Retour-citadelle-et-reprise – le PLAN

 

 

   Je me découvrais seul psychiatre dans le grand village à exercer intégralement en libéral. La citadelle est surplombée d'une gigantesque statue métallique de la vierge chrétienne portant son fils divin. On peut monter dans cette statue creuse jusqu'en sa tête, comme dans celle de La Liberté, plus grande à New York ; mais elle, perchée au sommet d'un pic, est forgée de métal fondu de canons d'une guerre de 1855. En vis à vis, c'est à dire en bas dans la vallée, le long de la rivière la plus grande ressource économique de la région porte comme elle, le nom de Marie, la sainte mère vierge.

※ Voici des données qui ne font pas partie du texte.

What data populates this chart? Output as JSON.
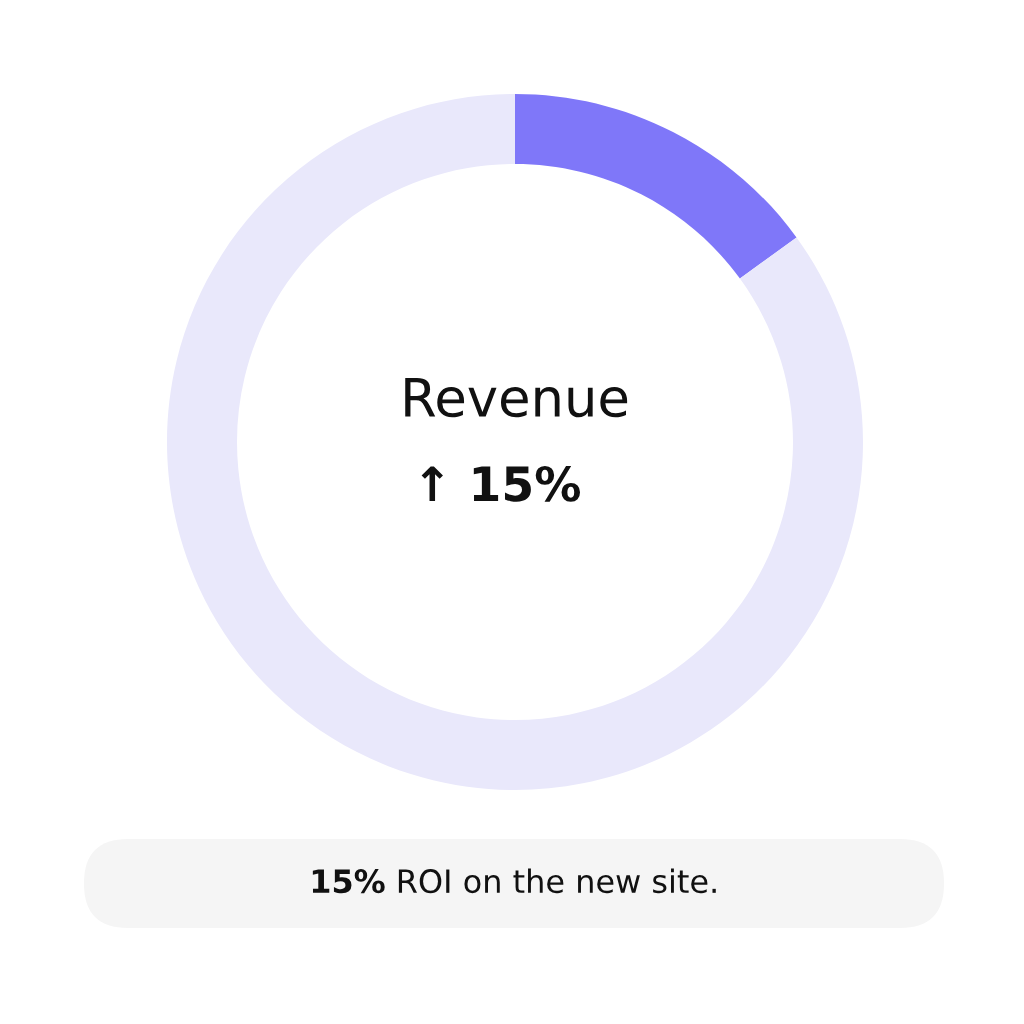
{
  "chart_data": {
    "type": "donut",
    "title": "Revenue",
    "subtitle": "↑ 15%",
    "categories": [
      null,
      null
    ],
    "values": [
      15,
      85
    ],
    "colors": [
      "#7f77f9",
      "#e9e8fb"
    ],
    "annotations": [
      "15% ROI on the new site."
    ]
  }
}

Il s'agit de l'asile des maladies mentales. Tous mes confrères y avaient comme on dit "leurs lits", voire leur service. Cependant je les ai vu graduellement remplacés par des praticiens étrangers au turn-over plus rapide. Ce n'était plus les malades que l'on mettait au tourniquet, mais le monde autour qui circulait ; à l'Age de l'Écran on réinstallait les électrochocs ; on aménageait les sections spéciales pour malades difficiles, les caméras fleurissaient jusque dans les chambres ; au lieu des drogues shamaniques interdites, des "médicaments" feutraient l'atmosphère. Aux réunions d'équipe, on préférait la désunion systématique – c'est encore un racontar que cette fois-ci des collègues, des ressources humaines, me rapportèrent.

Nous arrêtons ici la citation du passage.